I get very annoyed, no, I get very angry about people who seem to think their life is so fucking awful they can’t cope with the day to day rigours the rest of us seem to have to cope with. 

Recently my Twitter feed has been full of a lot of wank, workfare, depressed souls and self serving disability. 

Let me tackle the workfare thing firstly. I was out of work for nearly two years, without this kick up the arse I’d still be claiming the dole.

Let me explain, when you lose your job you have the inclination to take a few weeks off. Let’s face it, you’ve been working hard, you deserve a week down the pub, a week with your feet up, a week wanking, a week scratching your arse, and before you know it you have reached the realms of the unemployable. Easily sorted you might think, I’m an intelligent bloke, I can get a job anywhere… No

You end up depressed, trying to explain yourself to a cunt who is on basic wage who has a quota to reach to reduce the benefits the tax payer pays. In my case I ended up with £40 a week with a deficit of £30 a month on my rent. Left me with roughly £130 a month to live on. I was disgruntled to say the least, I wanted more help, I got nothing. 

Workfare came along, an extra £20 in my pocket and my expenses paid, free welfare packs, which consisted of toiletries that were sorely needed, and a fund that provided me with money to buy a suit so I could look smart during my next interview, it’s very far away from what is being reported. 

We hear of the Tesco disaster, one tiny mistake in wording after putting up with a massive pile of wankers who didn’t want to work to begin with? Trust me, all the people on the course that I was on had no intention of working, didn’t even have the aptitude to work even if given a punch in the head. ‘I want to be an artist’, ‘I want to be a mortician’ , ‘I want to be a cock sucking whore’. but offered a job in McDonald’s they say it’s below them. 
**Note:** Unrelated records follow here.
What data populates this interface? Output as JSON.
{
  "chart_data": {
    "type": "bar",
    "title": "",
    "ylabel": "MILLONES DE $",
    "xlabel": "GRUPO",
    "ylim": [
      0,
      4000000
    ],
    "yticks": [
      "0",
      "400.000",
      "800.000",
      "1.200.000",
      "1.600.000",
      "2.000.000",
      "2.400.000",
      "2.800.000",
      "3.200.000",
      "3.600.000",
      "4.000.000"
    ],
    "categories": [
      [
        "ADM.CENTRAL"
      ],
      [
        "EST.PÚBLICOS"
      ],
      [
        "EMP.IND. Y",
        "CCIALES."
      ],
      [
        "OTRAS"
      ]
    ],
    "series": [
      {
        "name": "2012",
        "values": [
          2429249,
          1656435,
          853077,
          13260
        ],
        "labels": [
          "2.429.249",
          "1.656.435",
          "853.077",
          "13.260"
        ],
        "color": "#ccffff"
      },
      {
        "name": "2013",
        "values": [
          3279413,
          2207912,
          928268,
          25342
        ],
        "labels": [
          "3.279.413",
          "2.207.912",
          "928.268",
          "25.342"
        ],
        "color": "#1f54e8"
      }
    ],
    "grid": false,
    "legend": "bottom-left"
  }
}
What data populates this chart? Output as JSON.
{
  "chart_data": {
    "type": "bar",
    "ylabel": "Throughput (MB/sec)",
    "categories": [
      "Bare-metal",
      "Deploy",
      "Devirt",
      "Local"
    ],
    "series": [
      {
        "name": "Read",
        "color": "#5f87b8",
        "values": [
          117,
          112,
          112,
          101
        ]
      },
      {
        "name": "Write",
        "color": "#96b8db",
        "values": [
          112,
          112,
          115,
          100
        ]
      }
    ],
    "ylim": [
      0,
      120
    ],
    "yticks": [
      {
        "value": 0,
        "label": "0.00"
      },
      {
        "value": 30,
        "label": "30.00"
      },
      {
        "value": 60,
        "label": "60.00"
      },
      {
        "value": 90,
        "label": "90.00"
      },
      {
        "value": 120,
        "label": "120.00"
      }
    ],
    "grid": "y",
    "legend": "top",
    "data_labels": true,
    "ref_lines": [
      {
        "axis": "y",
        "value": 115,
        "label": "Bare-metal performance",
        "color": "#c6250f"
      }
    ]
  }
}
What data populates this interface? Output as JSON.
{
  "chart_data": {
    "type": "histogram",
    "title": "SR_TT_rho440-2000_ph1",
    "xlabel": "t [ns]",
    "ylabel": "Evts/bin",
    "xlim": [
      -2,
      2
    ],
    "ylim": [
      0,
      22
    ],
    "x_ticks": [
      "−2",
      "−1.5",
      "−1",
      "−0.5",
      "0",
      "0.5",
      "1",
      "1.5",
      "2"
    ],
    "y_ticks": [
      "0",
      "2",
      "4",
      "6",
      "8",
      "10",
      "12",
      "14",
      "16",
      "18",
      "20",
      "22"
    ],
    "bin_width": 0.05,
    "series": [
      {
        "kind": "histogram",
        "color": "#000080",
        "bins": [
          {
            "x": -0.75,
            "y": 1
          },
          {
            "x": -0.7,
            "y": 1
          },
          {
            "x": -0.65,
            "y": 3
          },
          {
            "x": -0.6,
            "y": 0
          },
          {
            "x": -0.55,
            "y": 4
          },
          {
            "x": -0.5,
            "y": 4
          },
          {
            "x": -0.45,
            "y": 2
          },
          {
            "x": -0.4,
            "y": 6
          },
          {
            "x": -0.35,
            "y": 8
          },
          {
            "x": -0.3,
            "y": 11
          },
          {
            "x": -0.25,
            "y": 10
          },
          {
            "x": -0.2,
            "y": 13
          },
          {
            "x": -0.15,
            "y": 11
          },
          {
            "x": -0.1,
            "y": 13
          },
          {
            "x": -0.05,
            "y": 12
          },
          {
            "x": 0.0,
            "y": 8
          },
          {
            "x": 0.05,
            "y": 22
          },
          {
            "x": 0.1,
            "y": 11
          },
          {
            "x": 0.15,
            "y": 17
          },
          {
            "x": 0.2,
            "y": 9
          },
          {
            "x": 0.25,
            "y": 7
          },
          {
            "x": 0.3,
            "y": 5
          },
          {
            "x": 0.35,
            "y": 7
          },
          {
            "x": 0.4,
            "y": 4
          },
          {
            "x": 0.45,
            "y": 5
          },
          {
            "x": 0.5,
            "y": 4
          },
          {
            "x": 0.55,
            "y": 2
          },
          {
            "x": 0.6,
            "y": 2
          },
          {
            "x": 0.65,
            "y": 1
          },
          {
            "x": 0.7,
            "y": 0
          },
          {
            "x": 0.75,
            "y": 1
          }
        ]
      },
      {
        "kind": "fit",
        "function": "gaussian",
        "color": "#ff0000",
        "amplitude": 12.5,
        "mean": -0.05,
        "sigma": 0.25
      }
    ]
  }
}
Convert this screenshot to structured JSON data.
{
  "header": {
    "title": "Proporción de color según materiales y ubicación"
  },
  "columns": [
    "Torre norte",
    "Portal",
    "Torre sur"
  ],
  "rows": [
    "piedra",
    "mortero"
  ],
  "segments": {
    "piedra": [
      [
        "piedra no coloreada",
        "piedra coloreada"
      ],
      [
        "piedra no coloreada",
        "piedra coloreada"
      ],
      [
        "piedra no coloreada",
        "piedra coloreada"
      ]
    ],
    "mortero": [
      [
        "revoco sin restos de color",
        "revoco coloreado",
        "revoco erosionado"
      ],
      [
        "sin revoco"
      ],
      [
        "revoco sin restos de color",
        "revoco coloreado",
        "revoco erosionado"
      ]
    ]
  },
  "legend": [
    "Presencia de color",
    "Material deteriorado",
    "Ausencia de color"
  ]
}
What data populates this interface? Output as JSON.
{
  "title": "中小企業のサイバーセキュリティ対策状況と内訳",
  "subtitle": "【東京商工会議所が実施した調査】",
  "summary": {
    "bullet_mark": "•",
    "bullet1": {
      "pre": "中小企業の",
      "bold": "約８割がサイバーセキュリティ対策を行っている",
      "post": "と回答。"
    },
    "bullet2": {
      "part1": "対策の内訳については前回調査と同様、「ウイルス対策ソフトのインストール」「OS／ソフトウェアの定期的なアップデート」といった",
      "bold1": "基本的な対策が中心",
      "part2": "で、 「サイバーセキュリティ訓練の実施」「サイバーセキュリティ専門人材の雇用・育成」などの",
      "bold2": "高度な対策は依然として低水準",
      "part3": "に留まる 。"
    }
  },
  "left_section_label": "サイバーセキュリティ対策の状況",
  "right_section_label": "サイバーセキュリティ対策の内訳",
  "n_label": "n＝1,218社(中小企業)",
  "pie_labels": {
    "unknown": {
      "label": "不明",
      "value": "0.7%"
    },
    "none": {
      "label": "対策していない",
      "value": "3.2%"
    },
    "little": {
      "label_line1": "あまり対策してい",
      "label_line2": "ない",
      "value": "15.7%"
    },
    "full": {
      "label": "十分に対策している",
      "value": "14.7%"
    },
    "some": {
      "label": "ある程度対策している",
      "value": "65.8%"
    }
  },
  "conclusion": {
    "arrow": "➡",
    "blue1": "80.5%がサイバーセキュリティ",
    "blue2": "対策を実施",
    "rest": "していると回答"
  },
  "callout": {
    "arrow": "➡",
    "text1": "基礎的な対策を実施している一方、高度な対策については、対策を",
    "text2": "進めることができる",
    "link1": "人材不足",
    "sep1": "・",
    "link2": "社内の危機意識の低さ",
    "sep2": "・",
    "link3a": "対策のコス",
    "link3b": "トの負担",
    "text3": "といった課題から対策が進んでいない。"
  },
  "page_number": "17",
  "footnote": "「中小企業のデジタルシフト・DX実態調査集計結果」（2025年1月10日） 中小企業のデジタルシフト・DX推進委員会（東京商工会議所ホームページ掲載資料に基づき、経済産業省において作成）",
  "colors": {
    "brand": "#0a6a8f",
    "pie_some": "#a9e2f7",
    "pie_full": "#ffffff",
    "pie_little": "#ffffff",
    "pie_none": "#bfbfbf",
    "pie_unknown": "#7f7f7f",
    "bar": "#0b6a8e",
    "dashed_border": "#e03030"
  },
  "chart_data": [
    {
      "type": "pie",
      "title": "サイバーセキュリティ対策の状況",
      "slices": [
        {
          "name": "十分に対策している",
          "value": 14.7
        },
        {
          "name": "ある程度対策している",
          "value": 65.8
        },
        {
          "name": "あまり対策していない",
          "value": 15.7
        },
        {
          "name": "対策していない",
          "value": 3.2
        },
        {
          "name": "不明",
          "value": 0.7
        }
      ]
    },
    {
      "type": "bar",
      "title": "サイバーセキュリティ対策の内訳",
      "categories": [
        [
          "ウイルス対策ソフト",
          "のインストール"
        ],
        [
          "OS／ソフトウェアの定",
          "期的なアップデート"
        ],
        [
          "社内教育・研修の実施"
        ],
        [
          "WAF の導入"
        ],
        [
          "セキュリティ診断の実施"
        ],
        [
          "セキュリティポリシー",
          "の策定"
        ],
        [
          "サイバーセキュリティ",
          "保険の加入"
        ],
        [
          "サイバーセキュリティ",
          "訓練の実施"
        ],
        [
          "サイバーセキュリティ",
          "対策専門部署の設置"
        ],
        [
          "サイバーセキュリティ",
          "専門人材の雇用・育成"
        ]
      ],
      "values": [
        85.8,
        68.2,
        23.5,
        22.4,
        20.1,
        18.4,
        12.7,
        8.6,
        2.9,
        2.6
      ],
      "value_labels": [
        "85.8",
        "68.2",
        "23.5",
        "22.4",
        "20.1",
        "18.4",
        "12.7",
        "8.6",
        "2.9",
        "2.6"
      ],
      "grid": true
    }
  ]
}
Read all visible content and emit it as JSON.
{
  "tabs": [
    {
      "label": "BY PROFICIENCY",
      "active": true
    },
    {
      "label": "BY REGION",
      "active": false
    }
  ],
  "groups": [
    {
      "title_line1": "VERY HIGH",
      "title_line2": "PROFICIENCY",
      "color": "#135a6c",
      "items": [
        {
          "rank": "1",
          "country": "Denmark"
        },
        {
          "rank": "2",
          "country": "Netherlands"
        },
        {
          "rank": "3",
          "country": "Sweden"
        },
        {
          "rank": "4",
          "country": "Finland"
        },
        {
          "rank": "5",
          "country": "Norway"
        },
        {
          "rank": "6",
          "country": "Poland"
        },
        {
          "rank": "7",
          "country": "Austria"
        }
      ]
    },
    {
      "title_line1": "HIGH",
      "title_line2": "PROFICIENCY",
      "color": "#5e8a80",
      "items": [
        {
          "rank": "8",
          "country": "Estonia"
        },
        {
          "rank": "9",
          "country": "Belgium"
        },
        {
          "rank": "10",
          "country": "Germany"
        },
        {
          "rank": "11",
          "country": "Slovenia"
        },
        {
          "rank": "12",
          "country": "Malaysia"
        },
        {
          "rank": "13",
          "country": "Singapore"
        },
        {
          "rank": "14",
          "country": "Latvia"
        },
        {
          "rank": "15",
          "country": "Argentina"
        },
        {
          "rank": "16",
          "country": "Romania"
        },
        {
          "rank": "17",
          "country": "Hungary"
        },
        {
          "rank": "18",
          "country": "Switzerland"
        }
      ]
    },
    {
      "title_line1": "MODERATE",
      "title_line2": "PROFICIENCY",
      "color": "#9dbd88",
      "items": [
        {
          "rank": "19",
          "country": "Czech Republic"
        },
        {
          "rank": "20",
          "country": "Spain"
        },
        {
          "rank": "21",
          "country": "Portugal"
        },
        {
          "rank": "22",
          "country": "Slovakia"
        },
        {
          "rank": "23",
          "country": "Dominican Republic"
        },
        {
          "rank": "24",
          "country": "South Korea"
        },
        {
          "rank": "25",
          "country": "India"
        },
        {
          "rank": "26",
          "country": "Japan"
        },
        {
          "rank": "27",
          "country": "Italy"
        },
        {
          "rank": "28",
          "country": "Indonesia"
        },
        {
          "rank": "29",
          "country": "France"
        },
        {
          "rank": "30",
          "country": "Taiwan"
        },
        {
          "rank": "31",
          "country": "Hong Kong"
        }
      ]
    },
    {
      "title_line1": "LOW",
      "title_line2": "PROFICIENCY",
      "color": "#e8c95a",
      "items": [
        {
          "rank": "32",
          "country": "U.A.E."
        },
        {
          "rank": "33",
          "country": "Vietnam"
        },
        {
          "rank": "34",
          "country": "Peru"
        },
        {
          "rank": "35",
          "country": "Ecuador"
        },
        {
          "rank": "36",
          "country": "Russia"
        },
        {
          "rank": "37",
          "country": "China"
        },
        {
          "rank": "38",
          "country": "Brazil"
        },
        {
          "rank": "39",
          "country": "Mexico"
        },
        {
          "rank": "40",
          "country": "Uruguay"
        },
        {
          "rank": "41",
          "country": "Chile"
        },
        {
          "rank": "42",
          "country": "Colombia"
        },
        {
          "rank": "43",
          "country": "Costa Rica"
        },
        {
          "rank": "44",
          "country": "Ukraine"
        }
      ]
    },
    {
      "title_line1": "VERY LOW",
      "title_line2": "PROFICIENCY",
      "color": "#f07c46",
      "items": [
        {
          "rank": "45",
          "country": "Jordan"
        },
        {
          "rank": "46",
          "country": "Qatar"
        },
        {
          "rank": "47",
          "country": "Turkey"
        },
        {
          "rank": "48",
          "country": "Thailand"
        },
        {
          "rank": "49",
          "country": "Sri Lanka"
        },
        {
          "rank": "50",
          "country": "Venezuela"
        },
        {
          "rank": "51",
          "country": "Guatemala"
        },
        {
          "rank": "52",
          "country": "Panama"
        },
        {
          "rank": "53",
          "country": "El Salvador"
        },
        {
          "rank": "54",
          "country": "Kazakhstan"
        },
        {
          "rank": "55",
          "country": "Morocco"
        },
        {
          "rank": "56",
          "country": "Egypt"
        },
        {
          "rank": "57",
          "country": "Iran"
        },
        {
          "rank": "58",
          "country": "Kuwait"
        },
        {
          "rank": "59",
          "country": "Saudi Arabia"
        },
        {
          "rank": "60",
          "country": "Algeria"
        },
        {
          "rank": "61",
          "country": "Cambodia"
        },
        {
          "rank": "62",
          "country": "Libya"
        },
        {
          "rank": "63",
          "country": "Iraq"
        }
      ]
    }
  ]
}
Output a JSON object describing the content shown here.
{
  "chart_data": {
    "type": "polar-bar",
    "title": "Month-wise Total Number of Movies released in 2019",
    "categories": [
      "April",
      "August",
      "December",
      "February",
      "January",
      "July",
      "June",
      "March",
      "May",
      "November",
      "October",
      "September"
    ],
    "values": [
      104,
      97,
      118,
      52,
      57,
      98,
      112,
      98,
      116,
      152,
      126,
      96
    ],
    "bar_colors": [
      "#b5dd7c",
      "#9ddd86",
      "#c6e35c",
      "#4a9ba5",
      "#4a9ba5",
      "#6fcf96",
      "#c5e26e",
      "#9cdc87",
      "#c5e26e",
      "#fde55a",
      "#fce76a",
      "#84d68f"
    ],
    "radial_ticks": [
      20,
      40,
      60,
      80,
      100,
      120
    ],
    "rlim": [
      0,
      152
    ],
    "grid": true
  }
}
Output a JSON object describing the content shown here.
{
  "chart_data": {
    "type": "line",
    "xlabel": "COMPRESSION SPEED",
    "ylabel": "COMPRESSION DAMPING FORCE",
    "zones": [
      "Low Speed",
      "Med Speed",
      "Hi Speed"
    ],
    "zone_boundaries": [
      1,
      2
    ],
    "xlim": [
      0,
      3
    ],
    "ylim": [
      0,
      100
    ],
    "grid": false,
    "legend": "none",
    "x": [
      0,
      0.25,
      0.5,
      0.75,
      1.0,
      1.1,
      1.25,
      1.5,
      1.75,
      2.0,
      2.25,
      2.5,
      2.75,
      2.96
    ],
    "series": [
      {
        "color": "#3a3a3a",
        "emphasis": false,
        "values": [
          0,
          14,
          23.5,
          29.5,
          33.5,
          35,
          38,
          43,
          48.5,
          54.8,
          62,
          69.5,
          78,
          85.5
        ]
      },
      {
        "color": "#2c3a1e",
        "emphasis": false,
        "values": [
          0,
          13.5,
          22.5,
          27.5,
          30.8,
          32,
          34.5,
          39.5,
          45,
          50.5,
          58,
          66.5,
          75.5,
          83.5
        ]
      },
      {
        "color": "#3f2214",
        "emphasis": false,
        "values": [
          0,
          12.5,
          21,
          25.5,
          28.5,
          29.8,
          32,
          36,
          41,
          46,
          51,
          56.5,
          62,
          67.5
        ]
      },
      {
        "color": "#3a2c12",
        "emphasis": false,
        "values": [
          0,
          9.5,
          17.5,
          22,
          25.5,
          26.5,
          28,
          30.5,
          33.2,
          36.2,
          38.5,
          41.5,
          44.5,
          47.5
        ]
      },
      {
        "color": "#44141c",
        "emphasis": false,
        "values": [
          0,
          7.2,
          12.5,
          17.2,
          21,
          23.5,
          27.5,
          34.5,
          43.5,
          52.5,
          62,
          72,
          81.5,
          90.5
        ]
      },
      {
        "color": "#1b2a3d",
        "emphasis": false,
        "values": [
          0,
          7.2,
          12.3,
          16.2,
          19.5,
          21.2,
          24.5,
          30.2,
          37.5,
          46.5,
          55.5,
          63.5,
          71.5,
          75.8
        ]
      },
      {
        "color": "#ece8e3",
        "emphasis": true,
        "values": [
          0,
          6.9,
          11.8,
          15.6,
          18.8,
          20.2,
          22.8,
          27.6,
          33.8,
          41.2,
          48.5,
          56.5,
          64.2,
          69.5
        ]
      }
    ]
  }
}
What I have learned after my hiatus from the working world, earning £30k a year isn’t a gimme, you have to work for it. I worked for it before, I have no idea why I forgot my place. Cleaning toilets isn’t above you, serving beer isn’t above you, get your arse into gear, the world doesn’t owe you anything, you owe the world. 

Depression is also tackled in the same way, I have found that having self worth negates all negative effects that the dog tries to throw at you. Bite back, be yourself, fuck the world. Being you will undoubtedly find you more sex and three orgasms a week gives you a 50% less chance of dying of a heart attack. Live for now, not for yesterday.